Profession : nettoyeurs de rivière. Voici comment un duo ultra-déterminé lutte à mains nues contre la bêtise humaine. Qui va l’emporter ? On parie ?
La première fois que nous avons rencontré Ann-Laure Furnelle, elle avait le nombril dans la Dyle et pêchait des déchets près d’un petit barrage rempli de saloperies en plastique et de ballons.
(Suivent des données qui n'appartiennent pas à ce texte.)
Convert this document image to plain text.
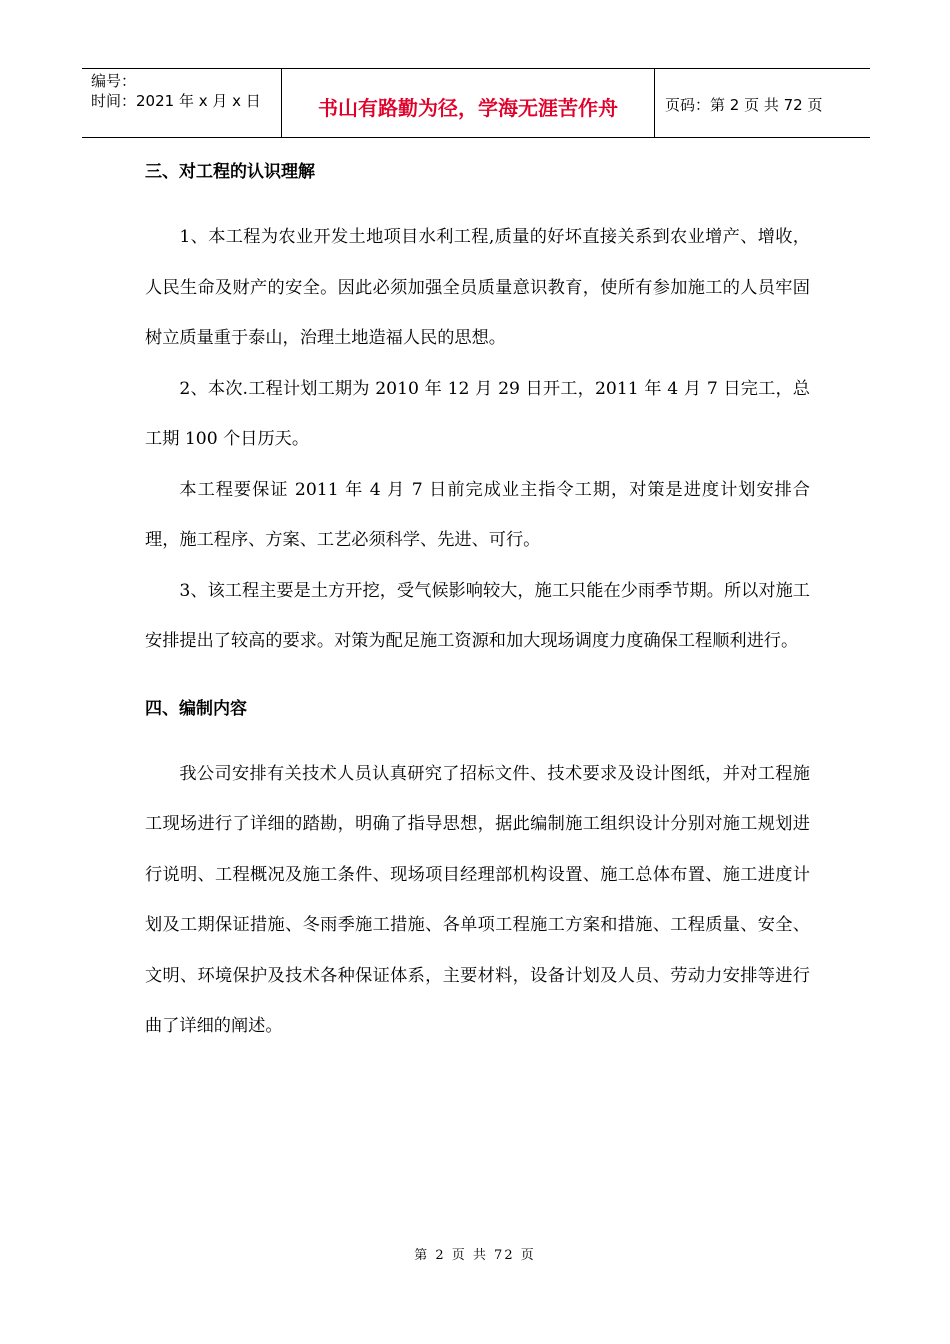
编号：
时间：2021 年 x 月 x 日	书山有路勤为径，学海无涯苦作舟	页码：第 2 页 共 72 页
三、对工程的认识理解

1、本工程为农业开发土地项目水利工程,质量的好坏直接关系到农业增产、增收，人民生命及财产的安全。因此必须加强全员质量意识教育，使所有参加施工的人员牢固树立质量重于泰山，治理土地造福人民的思想。

2、本次.工程计划工期为 2010 年 12 月 29 日开工，2011 年 4 月 7 日完工，总工期 100 个日历天。

本工程要保证 2011 年 4 月 7 日前完成业主指令工期，对策是进度计划安排合理，施工程序、方案、工艺必须科学、先进、可行。

3、该工程主要是土方开挖，受气候影响较大，施工只能在少雨季节期。所以对施工安排提出了较高的要求。对策为配足施工资源和加大现场调度力度确保工程顺利进行。

四、编制内容

我公司安排有关技术人员认真研究了招标文件、技术要求及设计图纸，并对工程施工现场进行了详细的踏勘，明确了指导思想，据此编制施工组织设计分别对施工规划进行说明、工程概况及施工条件、现场项目经理部机构设置、施工总体布置、施工进度计划及工期保证措施、冬雨季施工措施、各单项工程施工方案和措施、工程质量、安全、文明、环境保护及技术各种保证体系，主要材料，设备计划及人员、劳动力安排等进行曲了详细的阐述。

第 2 页 共 72 页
Elle a crié d’une voix rauque :
- Ah, c’est vous, le journaliste qui enquête sur le béton et l’eau dans la région. C’est bien… Y’a beaucoup à raconter. Mais moi, j’vous ai jamais vu dans la rivière, hein. Faut venir à une de nos activités. Suffit de s’inscrire sur notre site. Vous comprendrez mieux.
En septembre 2023, Ann-Laure, son compagnon Marc Verheyden, deux autres salariés et une poignée de bénévoles de l’asbl Aer Aqua Terra, fondée il y a six ans, ont chaussé leurs wadders – de longues bottes de pêcheurs – à Genappe où la Dyle sort de terre. Là, si près de la source, ils ont sorti de l’eau une tonne de lingettes en une dizaine de jours. Résultat : elle a lancé un nouveau coup de gueule, qui résonne dans la vallée. Tout le monde connaît cette forte personnalité, ce caractère bien trempé dans ce sous-bassin versant de l’Escaut où l’état de la rivière et de ses affluents reste globalement lamentable.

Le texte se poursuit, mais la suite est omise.